Cisco's IOS products generate logs like this:

00:00:48: %LINEPROTO-5-UPDOWN: Line protocol on Interface GigabitEthernet0/1, changed state to down 2

So now your syslog receiver (the SIEM in this case) has to parse these multitude of logging formats. CEF and LEEF are nice because it's at least some structure to key your searches/regex on. Other syslog formats... not so much. And in the world of security, parsing a message wrong means potentially labeling the victim as the source of the attack and the attacker as the destination. In a real SOC, this would be the difference between an external hacker breaching a machine and getting a foothold in your network versus malware on one of your workstations talking to a command and control server. That is a massive difference and working under the wrong assumption could cost hours or days of investigation. Meanwhile the hacker is still crawling around your network.

Unreliable for security logs

So now that we know syslog is insecure and difficult to parse, let's move on to its reliability. Syslog has no function built in to retry a message. If your network goes down or your syslog receiver (your SIEM) goes down, those messages are lost.
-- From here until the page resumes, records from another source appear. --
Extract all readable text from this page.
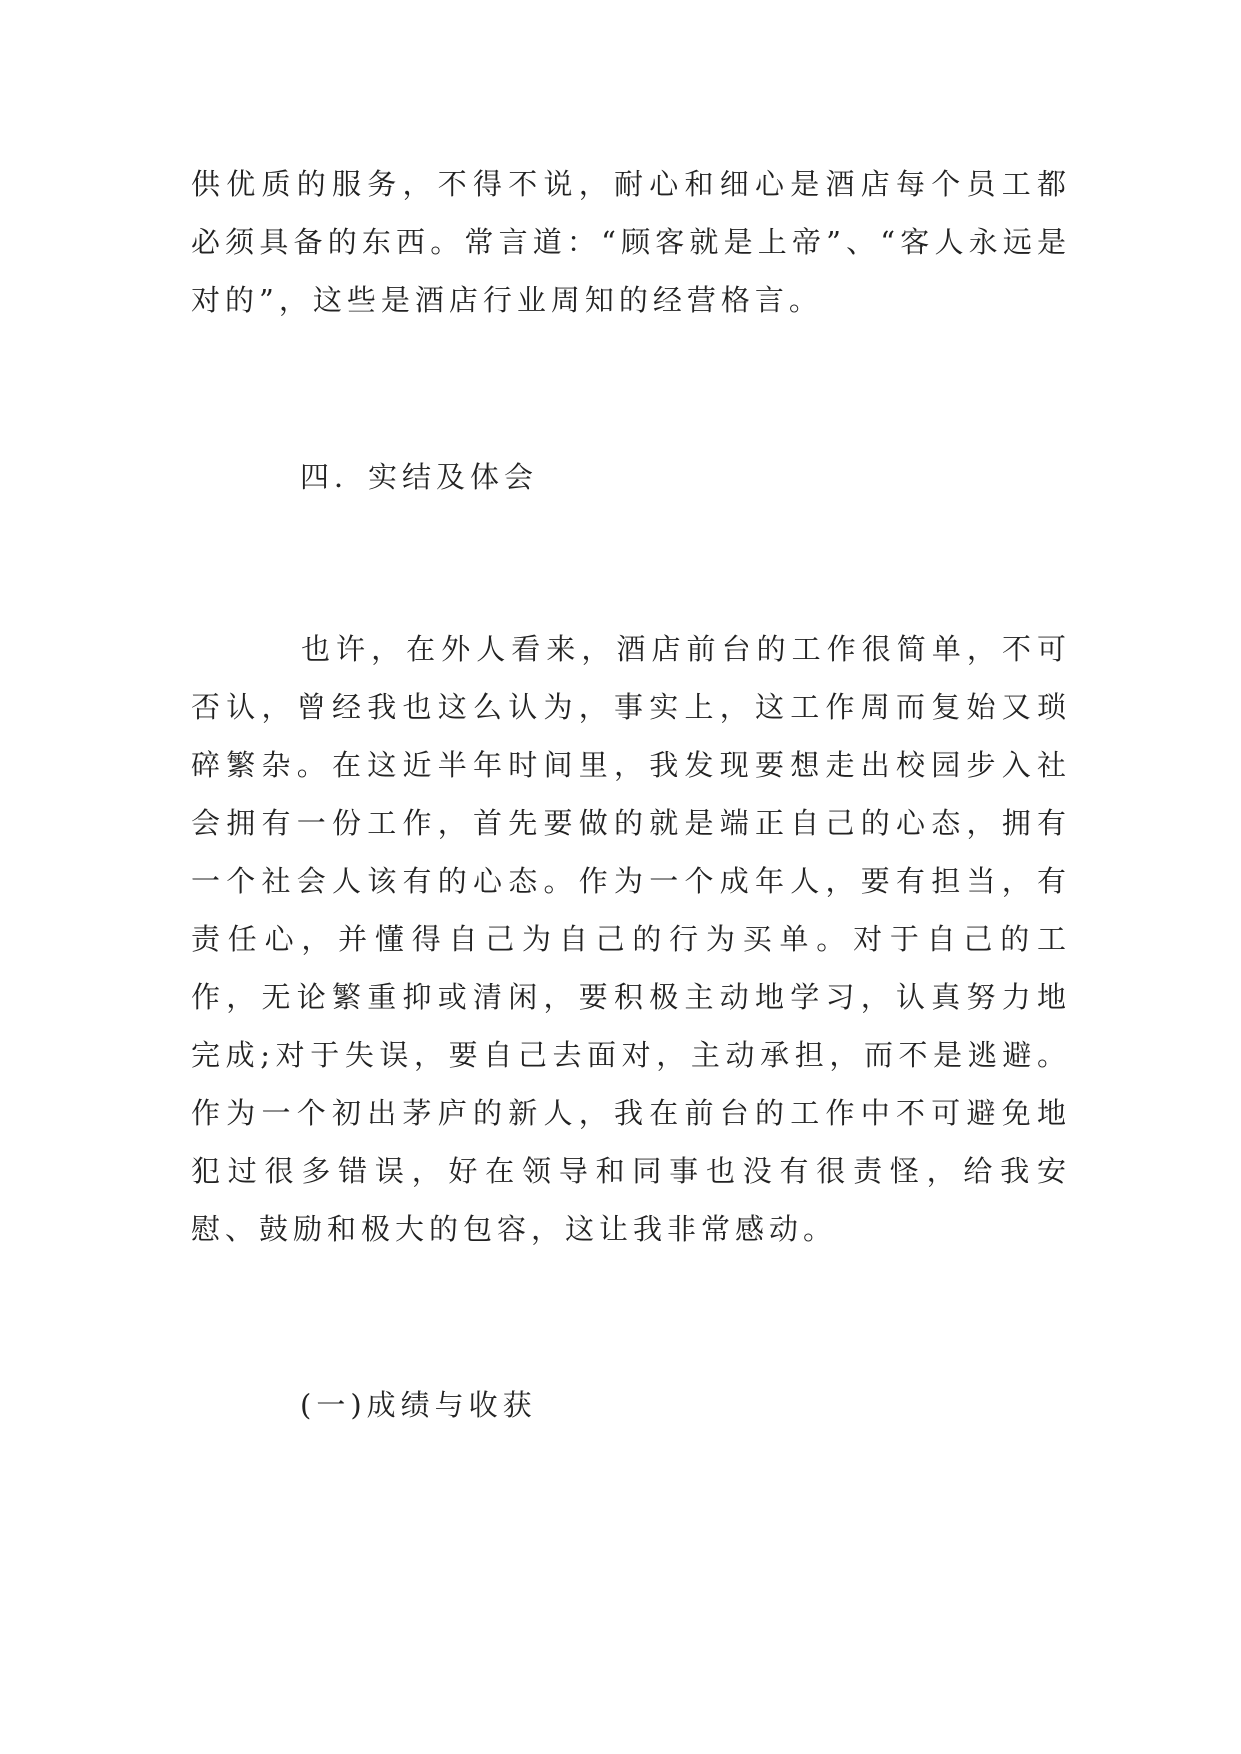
供优质的服务，不得不说，耐心和细心是酒店每个员工都必须具备的东西。常言道：“顾客就是上帝”、“客人永远是对的”，这些是酒店行业周知的经营格言。

四．实结及体会

也许，在外人看来，酒店前台的工作很简单，不可否认，曾经我也这么认为，事实上，这工作周而复始又琐碎繁杂。在这近半年时间里，我发现要想走出校园步入社会拥有一份工作，首先要做的就是端正自己的心态，拥有一个社会人该有的心态。作为一个成年人，要有担当，有责任心，并懂得自己为自己的行为买单。对于自己的工作，无论繁重抑或清闲，要积极主动地学习，认真努力地完成;对于失误，要自己去面对，主动承担，而不是逃避。作为一个初出茅庐的新人，我在前台的工作中不可避免地犯过很多错误，好在领导和同事也没有很责怪，给我安慰、鼓励和极大的包容，这让我非常感动。

(一)成绩与收获
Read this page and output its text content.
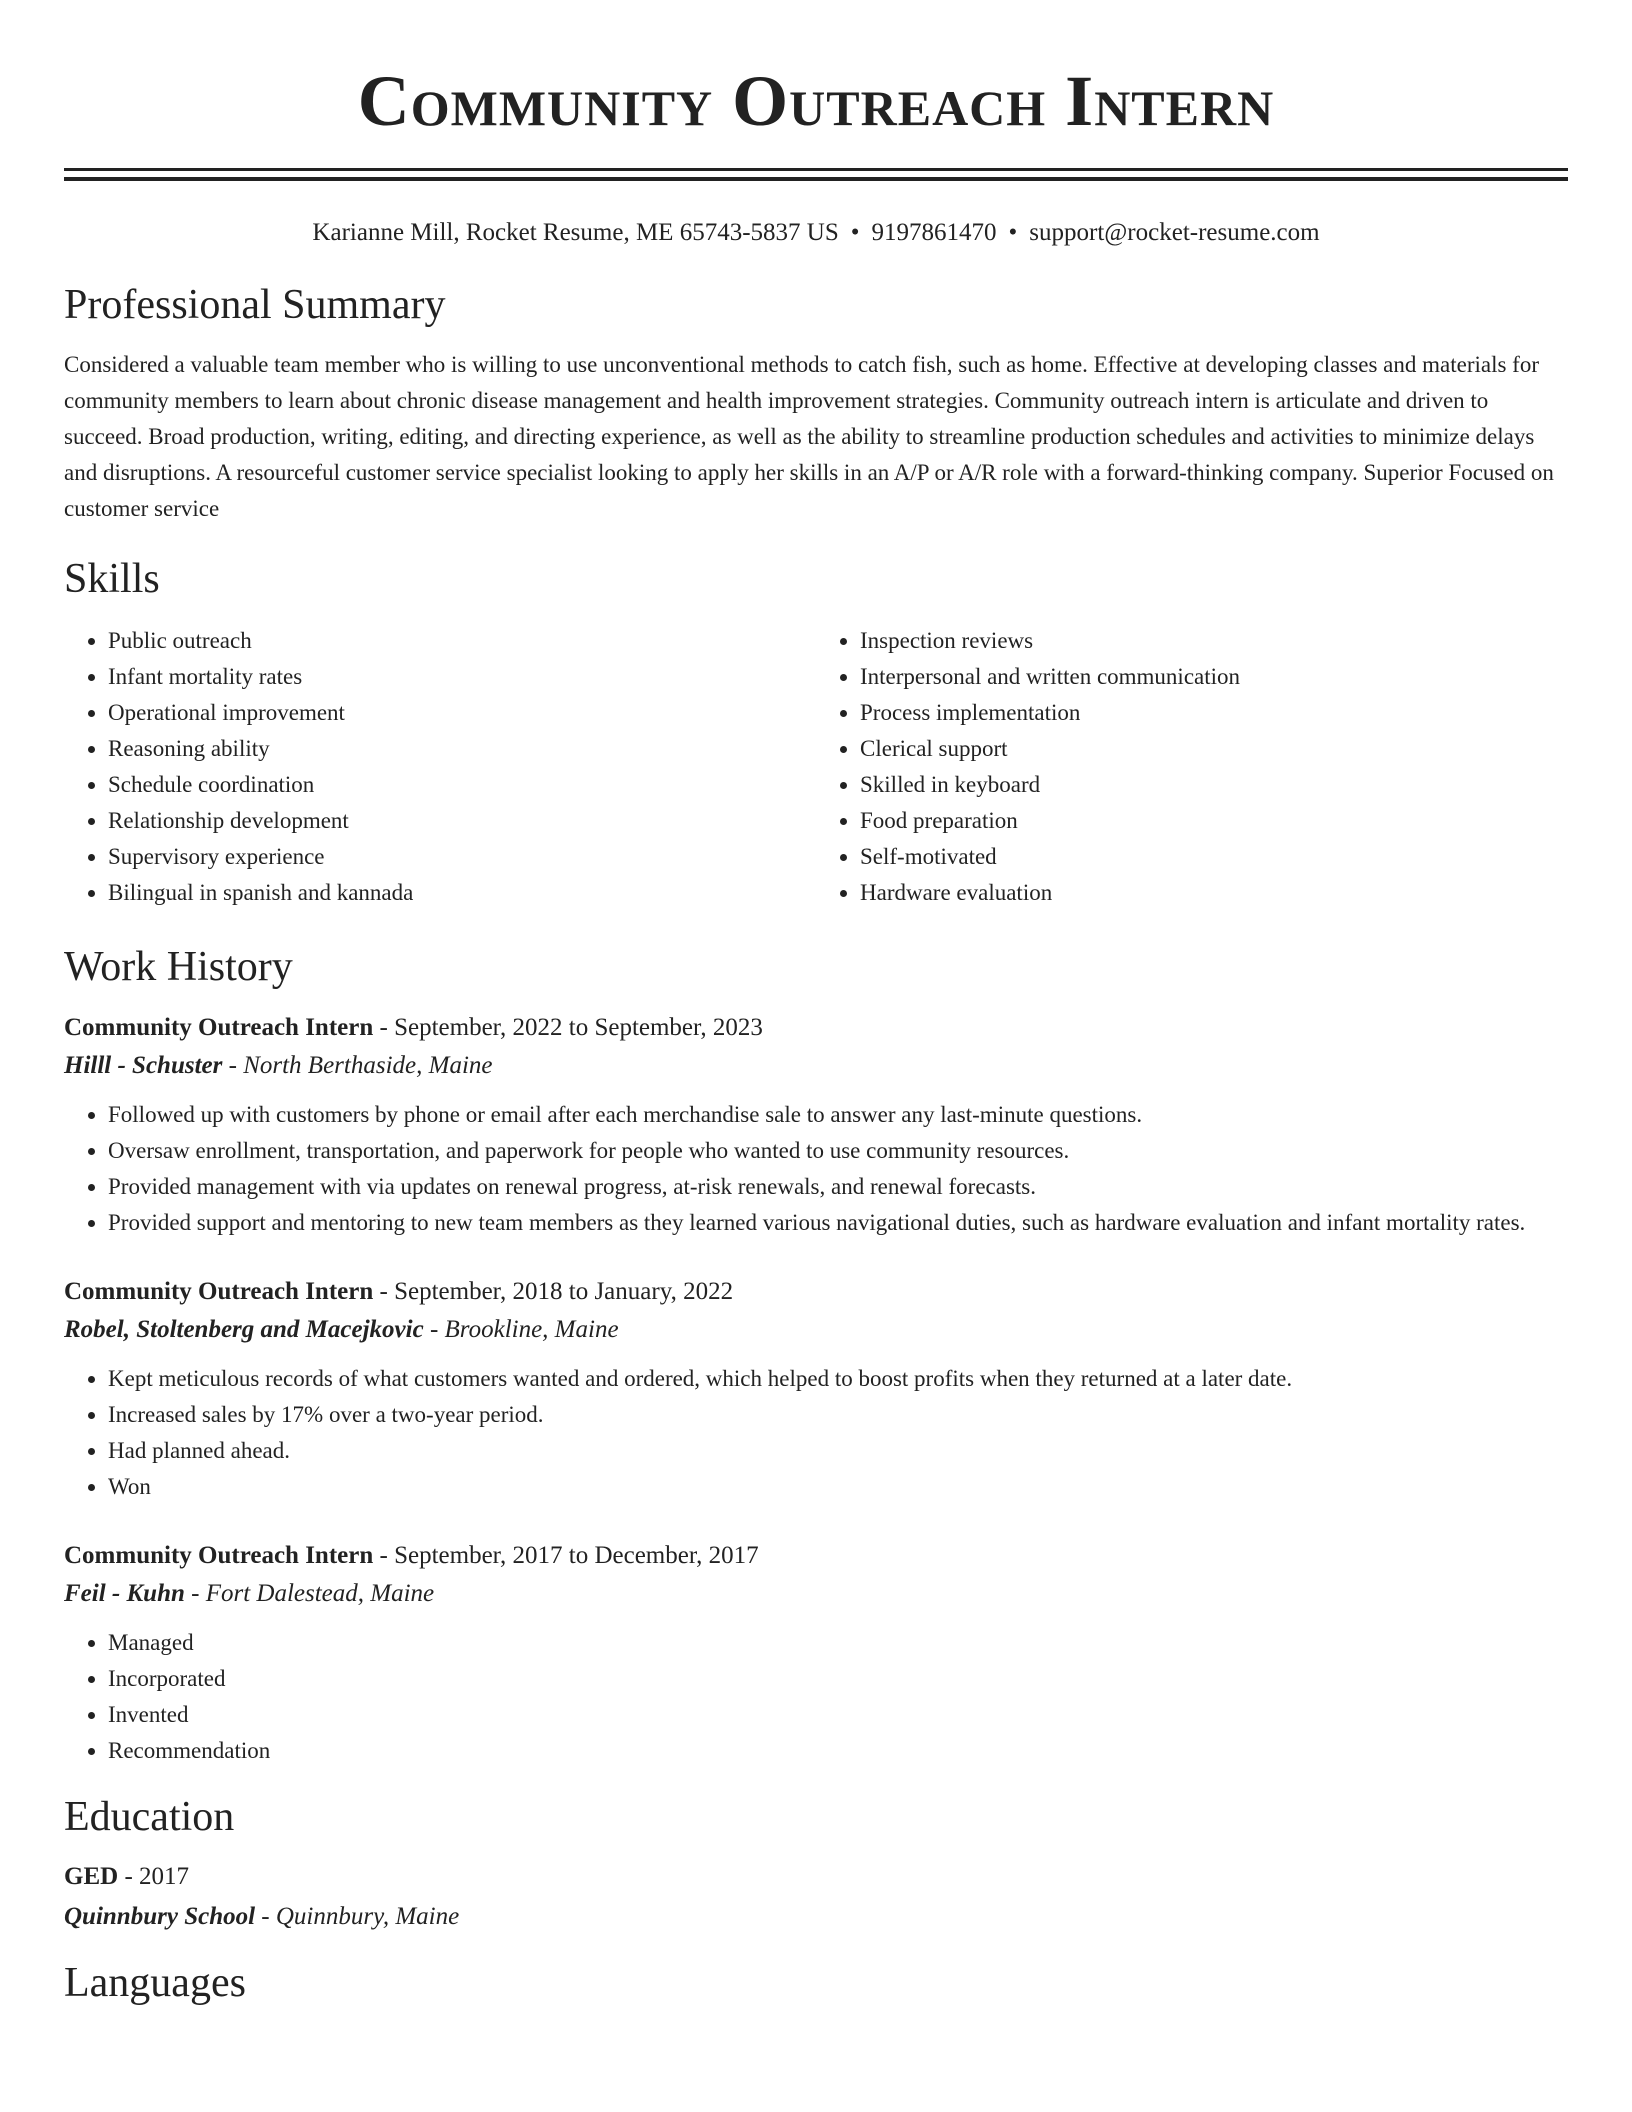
Community Outreach Intern
Karianne Mill, Rocket Resume, ME 65743-5837 US • 9197861470 • support@rocket-resume.com
Professional Summary

Considered a valuable team member who is willing to use unconventional methods to catch fish, such as home. Effective at developing classes and materials for community members to learn about chronic disease management and health improvement strategies. Community outreach intern is articulate and driven to succeed. Broad production, writing, editing, and directing experience, as well as the ability to streamline production schedules and activities to minimize delays and disruptions. A resourceful customer service specialist looking to apply her skills in an A/P or A/R role with a forward-thinking company. Superior Focused on customer service

Skills
• Public outreach
• Infant mortality rates
• Operational improvement
• Reasoning ability
• Schedule coordination
• Relationship development
• Supervisory experience
• Bilingual in spanish and kannada
• Inspection reviews
• Interpersonal and written communication
• Process implementation
• Clerical support
• Skilled in keyboard
• Food preparation
• Self-motivated
• Hardware evaluation
Work History
Community Outreach Intern - September, 2022 to September, 2023
Hilll - Schuster - North Berthaside, Maine
• Followed up with customers by phone or email after each merchandise sale to answer any last-minute questions.
• Oversaw enrollment, transportation, and paperwork for people who wanted to use community resources.
• Provided management with via updates on renewal progress, at-risk renewals, and renewal forecasts.
• Provided support and mentoring to new team members as they learned various navigational duties, such as hardware evaluation and infant mortality rates.
Community Outreach Intern - September, 2018 to January, 2022
Robel, Stoltenberg and Macejkovic - Brookline, Maine
• Kept meticulous records of what customers wanted and ordered, which helped to boost profits when they returned at a later date.
• Increased sales by 17% over a two-year period.
• Had planned ahead.
• Won
Community Outreach Intern - September, 2017 to December, 2017
Feil - Kuhn - Fort Dalestead, Maine
• Managed
• Incorporated
• Invented
• Recommendation
Education
GED - 2017
Quinnbury School - Quinnbury, Maine
Languages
The sender has no idea that no one is listening. Sure you can use TCP but... I wouldn't recommend it.

So in the real world, this means if you're under a DoS attack and your syslog receiver/SIEM goes over license, or over capacity of the hardware, or the network link drops, or the attacker changes your firewall rules or any number of ways the link between the sender and receiver can be severed during an active attack... all those logs are lost. Gone forever. You will never get them back. Which means once the dust has settled, chances are you still have no idea where the attack came from, what happened, or if the attacker is still inside your network. Because your devices were dutifully sending syslog blindly assuming the receiver was listening, and the system has no idea those logs were lost. Unless you're using TCP, in which case when the link gets severed for whatever reason, your entire network crashes.

What would a robust logging solution look like?

There's plenty of robust logging solutions. Sure lots of them have their own issues, but let's take it one step at a time. JDBC is a good one. It's a pull not a push, so as long as your SIEM can remember where it left off, it will always get the missing logs after the dust settles. Many Windows agents are good at this too (many are not... YMMV). Properly written API clients can do this as well, remembering where they left off and resuming when the network connection drops. With the added benefit of, if you're using HTTPS you're not sending clear text logs across the network or Internet.

So, for the love of god, stop using syslog for security logging.